Gli ultimi tre giorni di febbraio e i primi tre di marzo erano i giorni dei fuochi per fare “Lom a mèrz”, lume a marzo, per propiziarsi la buona stagione.
Il fuoco è un forte simbolo di rinascita e le grandi focarine si facevano per svegliare la vita della campagna dopo il lungo letargo invernale e per placare marzo pazzerello .
Le focarine erano un avvenimento che coinvolgeva tutti , si ammucchiavano sterpaglie e resti di potature ,ogni cosa era buona per quelle sere e attorno ai falò si ballava e si cantavano ritornelli che auspicavano il buon raccolto.
Nel riminese si cantava:
Lom a mèrz, lom a mèrz,
una spiga fàza un bèrch,
un bèrch, un barcaròl
una spiga un quartaròl,
un bèrch, una barchèta,
tri quatrèn una malèta.
Lume a marzo, lume a marzo,/una spiga faccia una bica/,
una bica, una bichetta/,una spiga un quartarolo/,
una bica una bichetta,/ tre quattrini una sacchetta.
I falò di marzo in origine sancivano probabilmente un capodanno della natura, la fine dell’anno vecchio e l’avvento di quello nuovo e bruciavano così il tempo passato ormai infruttifero, salutando la nuova stagione : infatti nell’Antica Roma e presso altre popolazioni antiche l’anno cominciava il primo marzo.

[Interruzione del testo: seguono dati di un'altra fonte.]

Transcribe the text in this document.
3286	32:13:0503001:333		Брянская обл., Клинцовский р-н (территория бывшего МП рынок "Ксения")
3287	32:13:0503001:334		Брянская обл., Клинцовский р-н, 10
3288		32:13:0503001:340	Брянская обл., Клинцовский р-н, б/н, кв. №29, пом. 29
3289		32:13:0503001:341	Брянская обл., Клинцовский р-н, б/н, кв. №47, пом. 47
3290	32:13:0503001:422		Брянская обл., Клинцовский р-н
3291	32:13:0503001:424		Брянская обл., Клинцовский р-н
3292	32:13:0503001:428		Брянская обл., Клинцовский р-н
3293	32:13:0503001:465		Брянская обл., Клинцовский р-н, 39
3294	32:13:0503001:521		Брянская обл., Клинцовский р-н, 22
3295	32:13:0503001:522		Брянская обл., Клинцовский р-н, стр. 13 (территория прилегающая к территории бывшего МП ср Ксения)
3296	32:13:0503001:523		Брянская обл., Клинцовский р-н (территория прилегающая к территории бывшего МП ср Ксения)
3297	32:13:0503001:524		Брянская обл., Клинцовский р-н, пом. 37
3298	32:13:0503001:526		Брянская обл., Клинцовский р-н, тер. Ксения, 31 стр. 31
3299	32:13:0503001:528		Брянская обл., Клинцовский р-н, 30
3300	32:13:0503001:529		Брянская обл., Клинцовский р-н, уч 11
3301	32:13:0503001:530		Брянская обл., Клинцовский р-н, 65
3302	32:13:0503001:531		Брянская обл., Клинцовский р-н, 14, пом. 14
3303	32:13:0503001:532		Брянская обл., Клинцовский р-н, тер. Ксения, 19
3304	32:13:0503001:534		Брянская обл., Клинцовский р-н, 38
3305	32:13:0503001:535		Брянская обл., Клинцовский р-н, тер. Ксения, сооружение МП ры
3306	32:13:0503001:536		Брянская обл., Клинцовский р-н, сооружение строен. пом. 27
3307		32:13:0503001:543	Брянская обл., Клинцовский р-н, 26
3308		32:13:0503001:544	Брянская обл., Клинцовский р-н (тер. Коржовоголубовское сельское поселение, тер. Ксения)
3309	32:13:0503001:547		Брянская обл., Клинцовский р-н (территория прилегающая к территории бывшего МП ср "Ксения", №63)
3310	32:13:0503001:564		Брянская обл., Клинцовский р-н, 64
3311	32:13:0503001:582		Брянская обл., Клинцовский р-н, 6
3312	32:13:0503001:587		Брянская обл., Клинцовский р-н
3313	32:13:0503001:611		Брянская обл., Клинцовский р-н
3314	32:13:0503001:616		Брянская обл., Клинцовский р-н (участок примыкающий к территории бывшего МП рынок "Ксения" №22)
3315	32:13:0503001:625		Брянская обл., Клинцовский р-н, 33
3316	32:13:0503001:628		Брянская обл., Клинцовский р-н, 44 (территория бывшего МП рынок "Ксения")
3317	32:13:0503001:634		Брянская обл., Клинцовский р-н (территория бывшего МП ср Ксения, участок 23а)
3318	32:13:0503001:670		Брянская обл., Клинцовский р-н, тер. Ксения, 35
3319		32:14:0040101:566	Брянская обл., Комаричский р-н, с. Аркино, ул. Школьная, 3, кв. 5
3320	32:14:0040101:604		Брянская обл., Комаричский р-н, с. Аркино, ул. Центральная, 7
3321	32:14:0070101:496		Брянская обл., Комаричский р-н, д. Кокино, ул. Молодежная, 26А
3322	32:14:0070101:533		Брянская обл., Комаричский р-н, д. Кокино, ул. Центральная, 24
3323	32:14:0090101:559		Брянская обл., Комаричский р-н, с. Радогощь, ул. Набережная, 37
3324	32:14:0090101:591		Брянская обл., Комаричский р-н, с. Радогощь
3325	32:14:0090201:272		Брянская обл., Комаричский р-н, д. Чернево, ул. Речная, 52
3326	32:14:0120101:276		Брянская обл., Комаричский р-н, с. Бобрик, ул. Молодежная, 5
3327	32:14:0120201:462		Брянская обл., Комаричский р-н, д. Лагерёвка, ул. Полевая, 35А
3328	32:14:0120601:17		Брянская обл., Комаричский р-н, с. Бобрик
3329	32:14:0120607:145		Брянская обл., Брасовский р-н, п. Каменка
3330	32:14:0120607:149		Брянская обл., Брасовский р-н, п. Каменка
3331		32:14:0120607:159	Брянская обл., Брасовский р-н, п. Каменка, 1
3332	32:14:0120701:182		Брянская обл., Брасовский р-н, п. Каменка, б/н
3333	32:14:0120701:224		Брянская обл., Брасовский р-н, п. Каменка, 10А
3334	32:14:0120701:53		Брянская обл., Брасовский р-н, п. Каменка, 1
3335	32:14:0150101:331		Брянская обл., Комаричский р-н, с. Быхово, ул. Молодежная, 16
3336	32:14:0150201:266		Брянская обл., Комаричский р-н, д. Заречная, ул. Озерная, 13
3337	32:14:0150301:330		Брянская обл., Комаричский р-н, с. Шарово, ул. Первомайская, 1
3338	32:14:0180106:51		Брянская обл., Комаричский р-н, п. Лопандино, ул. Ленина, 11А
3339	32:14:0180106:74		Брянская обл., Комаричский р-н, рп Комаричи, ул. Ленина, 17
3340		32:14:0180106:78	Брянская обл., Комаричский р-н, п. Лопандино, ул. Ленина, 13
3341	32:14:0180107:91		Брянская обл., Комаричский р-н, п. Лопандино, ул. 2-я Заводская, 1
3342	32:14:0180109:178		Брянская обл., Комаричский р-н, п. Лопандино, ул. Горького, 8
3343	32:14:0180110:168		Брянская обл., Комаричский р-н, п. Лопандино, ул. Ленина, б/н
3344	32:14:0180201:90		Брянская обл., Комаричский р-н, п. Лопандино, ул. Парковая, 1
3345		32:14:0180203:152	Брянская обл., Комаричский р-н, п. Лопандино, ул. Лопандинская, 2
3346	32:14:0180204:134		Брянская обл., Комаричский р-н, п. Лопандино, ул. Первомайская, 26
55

Questi giorni dei lumi a marzo coincidono anche con i “Dè dla canucèra” nei quali, secondo la tradizione, -vi è un’ora infausta, che però nessuno sa quale sia, che farà riuscire male tutto- a causa di un influsso misterioso: la Canucèra, appunto.
Per questo un tempo i contadini si astenevano dal fare lavori nei campi per non incorrere in questa evenienza e si sbrigavano solo quelle faccende che erano indispensabili.